Help finding a taxonomy for my website - beanie

i want to use autotagging on the website I am building. I am looking to for an affordable food &#38; beverage taxonomy library.Wand has a very good food taxonomy, with 8000 reference terms. However, it costs 15000 dollars, out of the box. Taxonomy warehouse has a food taxonomy with about 1250 terms and its free.
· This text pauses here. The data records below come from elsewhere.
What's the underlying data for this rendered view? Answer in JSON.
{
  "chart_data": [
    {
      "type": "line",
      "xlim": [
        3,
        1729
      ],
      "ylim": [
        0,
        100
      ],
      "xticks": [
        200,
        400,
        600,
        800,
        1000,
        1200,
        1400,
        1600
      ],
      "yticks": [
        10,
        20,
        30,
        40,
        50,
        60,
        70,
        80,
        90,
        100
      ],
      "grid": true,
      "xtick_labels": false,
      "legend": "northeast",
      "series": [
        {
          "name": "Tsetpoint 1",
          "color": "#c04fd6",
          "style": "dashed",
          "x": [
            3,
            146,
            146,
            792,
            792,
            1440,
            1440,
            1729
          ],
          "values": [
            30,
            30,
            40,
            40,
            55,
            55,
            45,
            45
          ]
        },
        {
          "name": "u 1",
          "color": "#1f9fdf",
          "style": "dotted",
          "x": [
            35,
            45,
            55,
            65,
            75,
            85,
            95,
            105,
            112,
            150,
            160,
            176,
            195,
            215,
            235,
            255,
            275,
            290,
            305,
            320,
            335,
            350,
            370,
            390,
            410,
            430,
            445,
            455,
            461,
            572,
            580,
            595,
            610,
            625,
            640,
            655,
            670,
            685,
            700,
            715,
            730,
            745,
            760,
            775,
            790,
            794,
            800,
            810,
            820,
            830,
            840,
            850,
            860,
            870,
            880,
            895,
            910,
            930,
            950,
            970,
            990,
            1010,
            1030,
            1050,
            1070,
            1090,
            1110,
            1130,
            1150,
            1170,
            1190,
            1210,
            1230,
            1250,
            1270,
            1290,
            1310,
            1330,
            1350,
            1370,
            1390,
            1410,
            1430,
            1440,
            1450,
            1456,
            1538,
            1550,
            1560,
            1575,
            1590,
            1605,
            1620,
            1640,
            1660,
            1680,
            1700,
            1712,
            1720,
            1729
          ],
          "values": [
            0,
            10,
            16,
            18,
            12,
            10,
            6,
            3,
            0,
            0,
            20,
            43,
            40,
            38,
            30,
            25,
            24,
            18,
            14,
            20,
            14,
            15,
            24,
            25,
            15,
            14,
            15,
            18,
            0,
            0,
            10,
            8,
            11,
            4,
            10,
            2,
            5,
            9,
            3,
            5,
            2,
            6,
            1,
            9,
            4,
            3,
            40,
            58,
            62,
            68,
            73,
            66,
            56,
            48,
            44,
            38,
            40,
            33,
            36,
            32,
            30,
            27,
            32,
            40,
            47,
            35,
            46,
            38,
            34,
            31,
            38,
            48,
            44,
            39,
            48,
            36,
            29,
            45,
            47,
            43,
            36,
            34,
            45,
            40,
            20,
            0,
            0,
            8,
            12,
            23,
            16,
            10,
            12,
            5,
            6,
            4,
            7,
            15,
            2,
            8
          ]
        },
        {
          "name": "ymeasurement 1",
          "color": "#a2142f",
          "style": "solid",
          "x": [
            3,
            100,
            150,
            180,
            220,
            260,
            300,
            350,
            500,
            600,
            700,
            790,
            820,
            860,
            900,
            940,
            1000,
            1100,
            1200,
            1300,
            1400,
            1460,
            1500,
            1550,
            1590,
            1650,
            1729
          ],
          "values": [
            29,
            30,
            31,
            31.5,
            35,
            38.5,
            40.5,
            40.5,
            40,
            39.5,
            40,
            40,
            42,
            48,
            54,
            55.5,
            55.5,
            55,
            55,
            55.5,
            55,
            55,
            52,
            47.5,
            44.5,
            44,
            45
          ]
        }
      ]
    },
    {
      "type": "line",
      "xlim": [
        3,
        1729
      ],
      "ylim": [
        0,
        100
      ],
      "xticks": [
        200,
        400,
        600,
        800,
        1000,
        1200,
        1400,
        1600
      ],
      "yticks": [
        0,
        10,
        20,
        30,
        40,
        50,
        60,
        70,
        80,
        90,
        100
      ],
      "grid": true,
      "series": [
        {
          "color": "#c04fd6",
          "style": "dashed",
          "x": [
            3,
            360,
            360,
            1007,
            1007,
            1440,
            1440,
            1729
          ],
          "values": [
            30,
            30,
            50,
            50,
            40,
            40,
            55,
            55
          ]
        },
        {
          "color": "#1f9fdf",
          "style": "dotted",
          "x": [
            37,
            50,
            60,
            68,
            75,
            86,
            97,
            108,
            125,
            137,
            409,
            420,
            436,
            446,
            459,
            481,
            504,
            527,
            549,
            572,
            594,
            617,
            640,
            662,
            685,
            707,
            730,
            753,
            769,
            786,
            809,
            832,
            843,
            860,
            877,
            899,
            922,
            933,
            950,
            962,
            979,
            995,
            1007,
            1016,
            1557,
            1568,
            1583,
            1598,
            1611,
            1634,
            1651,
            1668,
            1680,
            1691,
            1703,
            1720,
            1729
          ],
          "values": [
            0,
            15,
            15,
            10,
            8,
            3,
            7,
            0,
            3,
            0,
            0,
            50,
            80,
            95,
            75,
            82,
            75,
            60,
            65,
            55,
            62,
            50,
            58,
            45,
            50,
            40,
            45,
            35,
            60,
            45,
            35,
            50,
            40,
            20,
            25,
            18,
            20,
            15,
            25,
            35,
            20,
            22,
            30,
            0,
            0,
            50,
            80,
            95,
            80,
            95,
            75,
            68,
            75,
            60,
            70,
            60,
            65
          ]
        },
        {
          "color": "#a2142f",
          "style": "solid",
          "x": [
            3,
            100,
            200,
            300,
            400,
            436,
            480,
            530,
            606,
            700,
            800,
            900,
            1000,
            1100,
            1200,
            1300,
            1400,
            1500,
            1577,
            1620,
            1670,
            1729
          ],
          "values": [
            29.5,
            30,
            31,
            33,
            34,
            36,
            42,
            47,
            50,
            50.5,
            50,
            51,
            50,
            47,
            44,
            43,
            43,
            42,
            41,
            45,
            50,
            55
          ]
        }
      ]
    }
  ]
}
However, it only provides a vocabulary for 'food' terms, but none for 'dining', 'cooking', etc.  IF ANYONE CAN HELP ME WITH THIS ISSUE, PROVIDE INSIGHT OR GUIDANCE, I WOULD REALLY APPRECIATE IT. Thank You
======
SudarshanP
Freebase has some great info about food and drink:
<http://www.freebase.com/view/food> You may find the following link useful to
get a deeper understanding of tagging wrt freebase.
[http://blog.freebase.com/2009/06/10/common-tag-using-
freebas...](http://blog.freebase.com/2009/06/10/common-tag-using-freebase-
topics-as-tags/)

------
SudarshanP
I do not mean that you need to do any of that Semantic* stuff. just extract
the tags from freebase if that is all that you care :). But the semantic stuff
is indeed food for thought!